Я протянул руку к мертвяще-холодному окну в другое время.
На пальце остался след древней губной помады.
— Ну? — Генри наклонился вперед, как будто пытался что-то рассмотреть. — Что там?
— Марго Лоренс, R. I. Р.[445], октябрь, 1923.
— Кто-то прикопал ее здесь, за зеркалом?
— Не думаю. Вон там, выше на целый метр, еще одно: Хуанита Лопес, лето двадцать четвертого.
— Ни о чем не говорит.
— Следующее зеркало: Карла Мур, Рождество, двадцать пятый год.
— Есть! — сказал Генри. — Эту я помню. Фильм был немой, но один мой зрячий дружок читал мне титры. Точно — Карла Мур! И не в последней роли.
Я посветил фонариком.
— Элеонора Твелвтриз, апрель двадцать шестого, — прочитал я.
— Помнишь, «Кот и канарейка»[446] — но, кажется, там была… Хелен Твелвтриз?
— Может, это ее сестра? А может, и нет. Трудно сказать, когда кругом сплошные псевдонимы. Люсиль Лесюэр стала Джоан Кроуфорд[447], Лили Шошуан — Клодетт Кольбер[448], Глэдис Смит — Кэрол Ломбард[449]. А Кэри Грант[450] на самом деле был Арчибальдом Личем.
— Тебе пора вести телевикторину. — Генри вытянул руку. — А там что?
— Дженнифер Лонг, двадцать девятый год.
— Она ведь, кажется, не умерла?
— Ну да, она пропала. Примерно тогда же, когда ангелы спели аллилуйя сестричке Эйми[451].
— Много их там еще?
— Столько же, сколько зеркал.
Генри облизнул палец.
— А помада-то ничего! Отлично сохранилась. А какого цвета?
— Эта — «Оранж», от Tangee. А это «Летний зной», от Coty, а вот эта — Lanvier, «Вишня».
— Интересно знать, для чего эти милые дамы написали здесь свои имена и даты смерти?

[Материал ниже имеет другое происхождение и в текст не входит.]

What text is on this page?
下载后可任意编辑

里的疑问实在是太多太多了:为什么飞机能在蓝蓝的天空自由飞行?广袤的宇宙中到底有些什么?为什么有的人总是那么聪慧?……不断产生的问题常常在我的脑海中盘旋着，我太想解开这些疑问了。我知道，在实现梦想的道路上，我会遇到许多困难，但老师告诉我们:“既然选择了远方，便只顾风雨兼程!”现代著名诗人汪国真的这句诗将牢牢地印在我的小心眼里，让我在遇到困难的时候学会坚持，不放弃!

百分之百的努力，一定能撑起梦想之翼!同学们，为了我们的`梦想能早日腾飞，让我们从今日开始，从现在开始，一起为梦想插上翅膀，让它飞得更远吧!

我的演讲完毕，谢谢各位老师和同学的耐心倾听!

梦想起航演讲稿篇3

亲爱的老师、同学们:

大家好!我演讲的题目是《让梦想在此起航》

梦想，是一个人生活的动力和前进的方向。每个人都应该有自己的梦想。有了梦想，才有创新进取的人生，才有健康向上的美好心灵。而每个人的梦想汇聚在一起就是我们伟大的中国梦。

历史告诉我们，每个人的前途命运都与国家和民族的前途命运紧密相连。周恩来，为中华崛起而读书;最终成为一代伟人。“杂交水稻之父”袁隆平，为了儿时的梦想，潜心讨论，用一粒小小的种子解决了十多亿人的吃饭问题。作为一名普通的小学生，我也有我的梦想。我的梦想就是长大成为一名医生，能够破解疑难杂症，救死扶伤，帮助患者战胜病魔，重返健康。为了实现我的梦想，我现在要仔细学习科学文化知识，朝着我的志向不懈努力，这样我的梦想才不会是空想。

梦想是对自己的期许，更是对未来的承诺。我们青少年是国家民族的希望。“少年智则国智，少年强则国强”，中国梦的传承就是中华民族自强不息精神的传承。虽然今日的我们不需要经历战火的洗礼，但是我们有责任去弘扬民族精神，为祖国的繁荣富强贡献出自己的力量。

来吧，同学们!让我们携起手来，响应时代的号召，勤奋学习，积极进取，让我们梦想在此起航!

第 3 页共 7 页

— Боюсь, Генри, что это сделали вовсе не сами «милые дамы»… Все это — дело рук одной единственной милой… женщины.
— Женщины, но не дамы? Ага… Подержи-ка мою трость, я должен подумать.
— У тебя же нет трости, Генри.
— Правда, забавно, когда твоя рука ощущает предметы, которых нет? Ну, ладно. Хочешь, чтобы я сам догадался?

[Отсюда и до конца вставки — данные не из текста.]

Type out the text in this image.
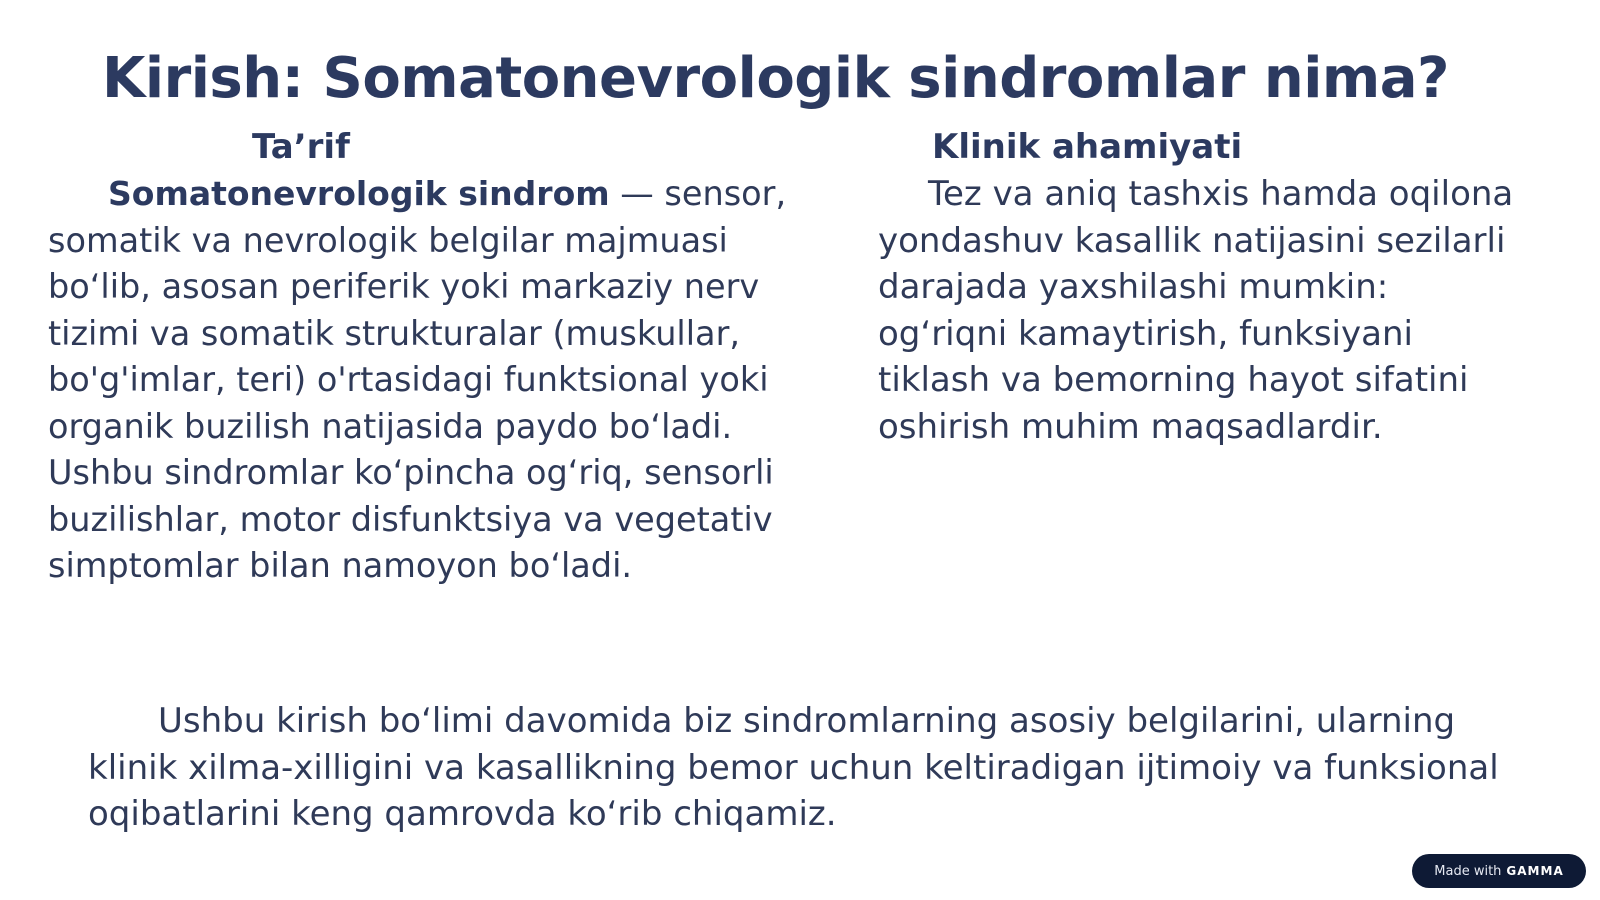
Kirish: Somatonevrologik sindromlar nima?
Ta’rif	Klinik ahamiyati

Somatonevrologik sindrom — sensor, somatik va nevrologik belgilar majmuasi bo‘lib, asosan periferik yoki markaziy nerv tizimi va somatik strukturalar (muskullar, bo'g'imlar, teri) o'rtasidagi funktsional yoki organik buzilish natijasida paydo bo‘ladi. Ushbu sindromlar ko‘pincha og‘riq, sensorli buzilishlar, motor disfunktsiya va vegetativ simptomlar bilan namoyon bo‘ladi.

Tez va aniq tashxis hamda oqilona yondashuv kasallik natijasini sezilarli darajada yaxshilashi mumkin: og‘riqni kamaytirish, funksiyani tiklash va bemorning hayot sifatini oshirish muhim maqsadlardir.

Ushbu kirish bo‘limi davomida biz sindromlarning asosiy belgilarini, ularning klinik xilma-xilligini va kasallikning bemor uchun keltiradigan ijtimoiy va funksional oqibatlarini keng qamrovda ko‘rib chiqamiz.

Made with GAMMA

Я молча кивнул — зная, что Генри этого не увидит, но все равно вычислит по движению воздуха. Мне хотелось, чтобы он сам произнес это имя — именно он. Генри лучезарно улыбнулся — и зеркала ответили ему не менее чем сотней улыбок.
— Констанция… — Он дотронулся до холодного зеркала. — Та самая Раттиган.
Глава 31
Генри еще раз провел пальцем по красному следу от помады, после чего дотронулся до губ.
Потом перешел к следующей надписи и попробовал ее на язык.
— Между прочим, вкус разный, — сказал он.
— Так же, как и у женщин… — заметил я.
— Все возвращается[452]…— Он прищурил глаза, как будто смотрел куда-то вдаль. — Господи, сколько женщин прошло через мои руки и через мое сердце. Я их не видел — они приходили, уходили… И у каждой был свой запах. А теперь — все возвращается. Все просто ходит по кругу. У меня такое чувство, что я сосуд, который заткнули пробкой.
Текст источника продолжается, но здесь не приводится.